El ataque, que se produce diez días después de la matanza en un puerto petrolero, vuelve a evidenciar el alto número de víctimas civiles de su campaña aérea contra los rebeldes hutíes
Los hutíes han denunciado este lunes la muerte de cerca de 70 personas a causa de un bombardeo ejecutado por el Ejército de Estados Unidos contra un centro de detención de migrantes en la provincia de Saada, situada en el noroeste de Yemen, si bien las autoridades instauradas por los rebelde han alertado de que la cifra de víctimas podría aumentar en las próximas horas.
Según las informaciones recogidas por la cadena de televisión yemení Al Masirah, vinculada al grupo, los equipos de rescate han recuperado hasta ahora 68 cadáveres en el lugar, mientras que otras 47 personas han resultado heridas.
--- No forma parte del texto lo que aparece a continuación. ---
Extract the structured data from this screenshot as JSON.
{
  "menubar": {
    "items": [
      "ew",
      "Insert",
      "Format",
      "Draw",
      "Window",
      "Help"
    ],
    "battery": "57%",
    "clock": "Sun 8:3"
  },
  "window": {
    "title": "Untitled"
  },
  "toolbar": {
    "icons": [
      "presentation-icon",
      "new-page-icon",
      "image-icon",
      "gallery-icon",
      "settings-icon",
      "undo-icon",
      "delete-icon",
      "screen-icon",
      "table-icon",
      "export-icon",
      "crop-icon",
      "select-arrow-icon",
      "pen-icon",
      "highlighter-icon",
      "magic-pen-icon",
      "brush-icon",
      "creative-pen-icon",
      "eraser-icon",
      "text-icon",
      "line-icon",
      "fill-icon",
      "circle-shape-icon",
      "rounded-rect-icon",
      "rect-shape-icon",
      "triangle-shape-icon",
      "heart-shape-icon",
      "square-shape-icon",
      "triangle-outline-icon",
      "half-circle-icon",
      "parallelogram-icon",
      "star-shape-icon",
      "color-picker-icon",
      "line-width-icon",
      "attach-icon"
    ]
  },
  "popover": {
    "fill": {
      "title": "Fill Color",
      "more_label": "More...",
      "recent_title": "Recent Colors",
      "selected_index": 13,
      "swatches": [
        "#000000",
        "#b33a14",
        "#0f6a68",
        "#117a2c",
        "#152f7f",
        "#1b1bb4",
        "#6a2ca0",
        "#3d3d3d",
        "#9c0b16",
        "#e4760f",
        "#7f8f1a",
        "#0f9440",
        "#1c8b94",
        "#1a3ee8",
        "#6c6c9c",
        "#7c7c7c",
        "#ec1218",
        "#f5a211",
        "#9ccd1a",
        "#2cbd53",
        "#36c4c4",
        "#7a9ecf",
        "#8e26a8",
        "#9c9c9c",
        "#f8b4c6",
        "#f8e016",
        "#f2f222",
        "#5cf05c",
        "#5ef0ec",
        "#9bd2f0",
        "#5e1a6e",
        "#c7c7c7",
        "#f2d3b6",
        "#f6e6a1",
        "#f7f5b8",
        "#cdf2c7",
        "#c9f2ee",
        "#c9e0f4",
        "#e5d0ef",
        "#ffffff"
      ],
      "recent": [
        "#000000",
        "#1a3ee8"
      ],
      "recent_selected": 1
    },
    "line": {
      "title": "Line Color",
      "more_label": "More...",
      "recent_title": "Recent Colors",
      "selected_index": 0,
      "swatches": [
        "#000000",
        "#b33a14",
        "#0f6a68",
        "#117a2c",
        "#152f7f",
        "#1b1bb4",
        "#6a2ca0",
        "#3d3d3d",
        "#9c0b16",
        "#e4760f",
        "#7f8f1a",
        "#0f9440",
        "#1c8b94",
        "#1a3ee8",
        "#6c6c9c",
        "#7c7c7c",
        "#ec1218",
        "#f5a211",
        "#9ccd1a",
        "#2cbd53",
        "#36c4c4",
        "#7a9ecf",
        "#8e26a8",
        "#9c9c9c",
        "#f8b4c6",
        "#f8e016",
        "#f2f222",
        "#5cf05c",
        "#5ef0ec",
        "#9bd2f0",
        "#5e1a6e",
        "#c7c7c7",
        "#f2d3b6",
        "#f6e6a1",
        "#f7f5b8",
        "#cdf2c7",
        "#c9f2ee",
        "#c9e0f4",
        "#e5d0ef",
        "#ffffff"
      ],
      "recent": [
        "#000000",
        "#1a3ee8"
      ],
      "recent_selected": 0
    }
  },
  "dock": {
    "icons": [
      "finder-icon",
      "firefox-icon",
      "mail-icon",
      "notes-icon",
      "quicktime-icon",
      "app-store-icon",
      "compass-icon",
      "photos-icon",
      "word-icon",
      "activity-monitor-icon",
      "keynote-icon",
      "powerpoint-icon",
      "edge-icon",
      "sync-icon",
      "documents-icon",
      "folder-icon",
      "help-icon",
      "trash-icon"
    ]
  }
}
Las labores de búsqueda siguen activas en la zona, sin que el Ejército de Estados Unidos se haya pronunciado por ahora sobre el ataque.
El Ministerio del Interior yamení ha condenado el «crimen atroz cometido por la agresión estadounidense» y ha dicho que el bombardeo «deliberado» ha alcanzado un centro de detención en el que había 115 detenidos, todos ellos de países africanos, «causando decenas de muertos y heridos», tal y como ha recogido la agencia yemení de noticias SABA.
Asimismo, ha recalcado que el centro estaba bajo supervisión de la Organización Internacional para las Migraciones (OIM) y Cruz Roja, que por ahora no se han pronunciado sobre el ataque, al tiempo que ha hecho hincapié en que el bombardeo supone «un crimen de guerra» y «una violación flagrante de todas las leyes y convenciones internacionales sobre asuntos humanitarios».